A recipe for a sweet and savory seaweed paste that's perfect for repurposing stale nori. This recipe is incredibly easy to make and delivers an authentic flavor that will have you reaching for more rice. Guaranteed to be a rice thief!
Ingredients
Main Ingredients (2 servings)
- Roasted Nori (Full Sheet) 2 sheets
Seasonings
- [A] Cooking Sake (Rice Wine) 3 tbsp
- [A] Soy Sauce 1 tbsp
- [A] Mirin (Sweet Rice Wine) 1 tbsp
- [A] Sugar 1 tsp
- Water a little
Steps
- In a pot, tear Roasted Nori (full sheet) 2 sheets into small pieces. Key Tip: Tearing the nori into small pieces helps the seasonings to absorb better.

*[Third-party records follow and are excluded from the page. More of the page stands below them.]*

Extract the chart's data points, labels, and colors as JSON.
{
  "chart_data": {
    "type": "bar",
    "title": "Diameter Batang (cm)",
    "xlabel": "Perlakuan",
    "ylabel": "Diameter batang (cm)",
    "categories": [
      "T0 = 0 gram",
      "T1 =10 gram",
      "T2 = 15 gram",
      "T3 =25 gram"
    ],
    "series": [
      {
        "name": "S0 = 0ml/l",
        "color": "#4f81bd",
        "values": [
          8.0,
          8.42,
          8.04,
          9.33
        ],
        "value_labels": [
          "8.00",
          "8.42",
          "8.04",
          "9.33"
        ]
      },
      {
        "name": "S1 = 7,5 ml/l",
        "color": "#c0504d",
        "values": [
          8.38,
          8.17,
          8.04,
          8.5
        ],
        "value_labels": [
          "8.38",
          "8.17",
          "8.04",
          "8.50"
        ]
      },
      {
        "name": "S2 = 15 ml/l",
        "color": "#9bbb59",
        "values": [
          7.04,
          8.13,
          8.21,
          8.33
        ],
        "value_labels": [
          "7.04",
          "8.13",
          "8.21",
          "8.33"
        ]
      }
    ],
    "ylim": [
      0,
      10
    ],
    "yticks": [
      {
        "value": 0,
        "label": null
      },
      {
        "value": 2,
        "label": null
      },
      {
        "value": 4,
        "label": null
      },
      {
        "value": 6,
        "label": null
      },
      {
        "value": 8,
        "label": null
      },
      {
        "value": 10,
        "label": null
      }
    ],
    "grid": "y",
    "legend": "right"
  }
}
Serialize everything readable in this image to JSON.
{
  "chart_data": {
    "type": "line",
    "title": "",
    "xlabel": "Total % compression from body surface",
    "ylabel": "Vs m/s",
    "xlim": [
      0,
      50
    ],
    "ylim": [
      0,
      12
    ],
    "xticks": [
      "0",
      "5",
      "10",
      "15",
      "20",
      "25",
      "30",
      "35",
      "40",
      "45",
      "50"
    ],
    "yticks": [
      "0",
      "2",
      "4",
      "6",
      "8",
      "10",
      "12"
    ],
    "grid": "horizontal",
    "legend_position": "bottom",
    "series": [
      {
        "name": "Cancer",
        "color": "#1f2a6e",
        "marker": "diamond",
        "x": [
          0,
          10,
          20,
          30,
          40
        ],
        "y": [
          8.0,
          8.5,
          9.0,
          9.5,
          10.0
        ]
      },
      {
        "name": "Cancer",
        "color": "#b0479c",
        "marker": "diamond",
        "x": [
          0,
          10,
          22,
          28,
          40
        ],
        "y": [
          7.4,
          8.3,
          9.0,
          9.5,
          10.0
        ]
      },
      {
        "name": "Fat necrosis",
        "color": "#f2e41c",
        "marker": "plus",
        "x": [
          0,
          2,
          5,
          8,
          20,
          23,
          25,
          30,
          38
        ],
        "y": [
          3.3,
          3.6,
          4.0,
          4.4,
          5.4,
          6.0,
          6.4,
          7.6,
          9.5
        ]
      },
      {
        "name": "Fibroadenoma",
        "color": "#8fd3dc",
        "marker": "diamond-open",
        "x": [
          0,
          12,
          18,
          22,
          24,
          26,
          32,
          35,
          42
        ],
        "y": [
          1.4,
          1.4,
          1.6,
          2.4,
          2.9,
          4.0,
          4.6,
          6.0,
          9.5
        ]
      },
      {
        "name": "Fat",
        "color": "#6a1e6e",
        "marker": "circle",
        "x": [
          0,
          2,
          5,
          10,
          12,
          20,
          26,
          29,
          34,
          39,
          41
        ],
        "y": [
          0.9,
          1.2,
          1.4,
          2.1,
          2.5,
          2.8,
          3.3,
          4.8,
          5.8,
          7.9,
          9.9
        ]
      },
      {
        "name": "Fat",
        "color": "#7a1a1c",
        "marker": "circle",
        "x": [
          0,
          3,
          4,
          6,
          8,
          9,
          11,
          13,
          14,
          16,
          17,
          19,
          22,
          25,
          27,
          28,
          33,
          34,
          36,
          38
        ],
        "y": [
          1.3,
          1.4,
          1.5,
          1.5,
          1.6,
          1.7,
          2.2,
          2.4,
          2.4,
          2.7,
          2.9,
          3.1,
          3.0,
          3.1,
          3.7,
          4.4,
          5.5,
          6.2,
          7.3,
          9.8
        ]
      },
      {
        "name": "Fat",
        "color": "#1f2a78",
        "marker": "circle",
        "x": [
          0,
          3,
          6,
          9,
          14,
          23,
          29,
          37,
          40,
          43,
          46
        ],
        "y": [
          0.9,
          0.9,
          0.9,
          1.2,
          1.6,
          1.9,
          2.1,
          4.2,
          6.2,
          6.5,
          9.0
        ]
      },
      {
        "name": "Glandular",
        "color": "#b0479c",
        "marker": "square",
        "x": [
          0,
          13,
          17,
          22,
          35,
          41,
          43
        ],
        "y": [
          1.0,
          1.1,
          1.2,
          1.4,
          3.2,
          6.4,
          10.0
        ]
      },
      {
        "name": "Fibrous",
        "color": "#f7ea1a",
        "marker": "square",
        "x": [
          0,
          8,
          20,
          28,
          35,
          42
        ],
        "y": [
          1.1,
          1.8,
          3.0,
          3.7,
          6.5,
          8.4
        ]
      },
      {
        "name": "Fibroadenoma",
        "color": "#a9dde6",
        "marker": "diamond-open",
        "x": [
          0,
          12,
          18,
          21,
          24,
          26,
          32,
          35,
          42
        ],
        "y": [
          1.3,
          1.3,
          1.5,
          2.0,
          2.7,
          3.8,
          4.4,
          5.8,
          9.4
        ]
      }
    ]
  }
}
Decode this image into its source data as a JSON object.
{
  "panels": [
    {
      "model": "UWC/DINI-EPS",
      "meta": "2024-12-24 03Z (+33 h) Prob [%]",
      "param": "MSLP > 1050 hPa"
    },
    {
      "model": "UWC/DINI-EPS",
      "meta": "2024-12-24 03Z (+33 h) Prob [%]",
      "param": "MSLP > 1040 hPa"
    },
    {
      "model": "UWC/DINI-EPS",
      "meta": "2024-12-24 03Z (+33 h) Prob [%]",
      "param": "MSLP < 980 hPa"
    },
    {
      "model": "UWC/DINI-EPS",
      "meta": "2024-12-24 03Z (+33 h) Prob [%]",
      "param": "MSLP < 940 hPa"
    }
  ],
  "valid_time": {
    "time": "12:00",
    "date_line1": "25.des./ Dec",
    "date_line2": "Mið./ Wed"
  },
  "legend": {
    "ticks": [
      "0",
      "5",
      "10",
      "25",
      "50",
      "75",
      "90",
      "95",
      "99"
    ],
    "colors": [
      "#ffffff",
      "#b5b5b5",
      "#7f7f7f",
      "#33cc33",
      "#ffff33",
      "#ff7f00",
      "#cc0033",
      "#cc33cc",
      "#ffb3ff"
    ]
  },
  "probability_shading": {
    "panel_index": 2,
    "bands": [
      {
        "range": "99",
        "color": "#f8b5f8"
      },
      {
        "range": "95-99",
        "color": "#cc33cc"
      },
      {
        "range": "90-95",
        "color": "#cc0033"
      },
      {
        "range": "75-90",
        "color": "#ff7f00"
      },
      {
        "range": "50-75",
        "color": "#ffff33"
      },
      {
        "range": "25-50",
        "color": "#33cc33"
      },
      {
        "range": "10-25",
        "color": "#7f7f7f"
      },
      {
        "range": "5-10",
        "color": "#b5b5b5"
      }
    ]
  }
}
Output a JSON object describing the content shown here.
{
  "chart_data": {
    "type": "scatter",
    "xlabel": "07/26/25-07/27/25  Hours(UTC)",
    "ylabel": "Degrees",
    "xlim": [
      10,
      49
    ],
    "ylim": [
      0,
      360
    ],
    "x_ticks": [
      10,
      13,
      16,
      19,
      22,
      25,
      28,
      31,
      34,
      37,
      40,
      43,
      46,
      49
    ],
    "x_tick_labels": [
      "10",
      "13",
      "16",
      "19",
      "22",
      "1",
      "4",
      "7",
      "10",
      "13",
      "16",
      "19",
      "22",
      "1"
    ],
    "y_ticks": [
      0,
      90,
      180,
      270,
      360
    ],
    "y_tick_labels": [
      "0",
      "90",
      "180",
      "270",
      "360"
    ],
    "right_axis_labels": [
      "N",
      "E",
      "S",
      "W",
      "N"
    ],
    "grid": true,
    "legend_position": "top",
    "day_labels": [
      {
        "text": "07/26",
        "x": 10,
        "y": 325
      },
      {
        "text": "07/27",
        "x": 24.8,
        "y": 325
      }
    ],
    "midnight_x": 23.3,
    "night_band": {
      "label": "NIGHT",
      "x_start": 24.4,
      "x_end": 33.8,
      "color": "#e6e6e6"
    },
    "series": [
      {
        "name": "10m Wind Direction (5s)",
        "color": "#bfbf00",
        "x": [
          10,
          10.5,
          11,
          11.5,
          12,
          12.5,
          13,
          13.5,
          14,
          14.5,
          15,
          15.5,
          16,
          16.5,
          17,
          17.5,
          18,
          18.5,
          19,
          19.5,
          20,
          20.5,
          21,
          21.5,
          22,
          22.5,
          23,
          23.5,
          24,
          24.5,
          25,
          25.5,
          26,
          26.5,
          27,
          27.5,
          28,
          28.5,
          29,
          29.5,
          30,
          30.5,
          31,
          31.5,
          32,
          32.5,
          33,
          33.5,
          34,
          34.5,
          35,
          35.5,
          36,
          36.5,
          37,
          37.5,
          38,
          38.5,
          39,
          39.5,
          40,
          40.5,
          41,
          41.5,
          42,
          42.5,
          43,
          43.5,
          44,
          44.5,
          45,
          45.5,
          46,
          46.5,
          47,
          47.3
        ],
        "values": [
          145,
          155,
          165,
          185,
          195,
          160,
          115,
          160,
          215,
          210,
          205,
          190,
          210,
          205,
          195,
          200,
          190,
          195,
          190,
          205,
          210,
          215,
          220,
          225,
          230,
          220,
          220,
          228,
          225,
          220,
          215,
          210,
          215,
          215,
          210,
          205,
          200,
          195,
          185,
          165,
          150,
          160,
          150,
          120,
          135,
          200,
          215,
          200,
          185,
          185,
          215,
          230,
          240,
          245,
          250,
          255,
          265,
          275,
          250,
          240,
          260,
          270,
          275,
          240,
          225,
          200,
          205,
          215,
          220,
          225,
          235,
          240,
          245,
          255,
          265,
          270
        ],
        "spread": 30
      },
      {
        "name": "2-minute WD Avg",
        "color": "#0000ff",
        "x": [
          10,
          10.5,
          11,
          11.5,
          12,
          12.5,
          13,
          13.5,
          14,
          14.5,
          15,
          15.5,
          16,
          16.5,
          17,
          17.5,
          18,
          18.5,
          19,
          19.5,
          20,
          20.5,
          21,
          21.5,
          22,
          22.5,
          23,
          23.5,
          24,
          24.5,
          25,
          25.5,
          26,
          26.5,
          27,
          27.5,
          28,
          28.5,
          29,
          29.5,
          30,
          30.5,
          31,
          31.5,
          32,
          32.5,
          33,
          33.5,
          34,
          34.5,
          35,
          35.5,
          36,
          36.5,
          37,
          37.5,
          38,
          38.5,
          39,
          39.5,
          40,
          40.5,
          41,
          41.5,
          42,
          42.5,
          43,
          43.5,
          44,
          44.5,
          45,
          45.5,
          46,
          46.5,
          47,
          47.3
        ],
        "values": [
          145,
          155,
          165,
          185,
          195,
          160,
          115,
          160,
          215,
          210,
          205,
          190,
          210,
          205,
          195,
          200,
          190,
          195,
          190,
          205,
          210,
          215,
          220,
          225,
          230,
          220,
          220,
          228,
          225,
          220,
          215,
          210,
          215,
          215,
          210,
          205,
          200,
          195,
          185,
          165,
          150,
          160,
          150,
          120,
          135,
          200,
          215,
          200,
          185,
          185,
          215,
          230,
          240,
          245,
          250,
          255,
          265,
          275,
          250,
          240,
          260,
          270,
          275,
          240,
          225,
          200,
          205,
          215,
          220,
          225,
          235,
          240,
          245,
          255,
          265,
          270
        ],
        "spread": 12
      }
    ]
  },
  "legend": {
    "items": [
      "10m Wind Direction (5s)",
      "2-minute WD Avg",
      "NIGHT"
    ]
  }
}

- Add Cooking Sake (Rice Wine) 3 tbsp, Soy Sauce 1 tbsp, Mirin (Sweet Rice Wine) 1 tbsp, Sugar 1 tsp, and a little water to the pot with the torn nori.
- Mix the seasonings and nori thoroughly to ensure everything is well combined.
- Once the seasonings have been absorbed, let it sit for about 10 minutes.
- Place the pot over low heat and cook, stirring, to evaporate the moisture. Key Tip: Slow cooking is the secret to deliciousness.
- When the moisture has reduced, stir by scraping the bottom of the pot. Key Tip: This will make the nori easier to break down and create a cohesive texture.
- When almost all the moisture has evaporated, turn off the heat and transfer to a serving dish.
- For an extra kick, try serving with Shichimi Togarashi (Japanese seven-spice blend) or wasabi.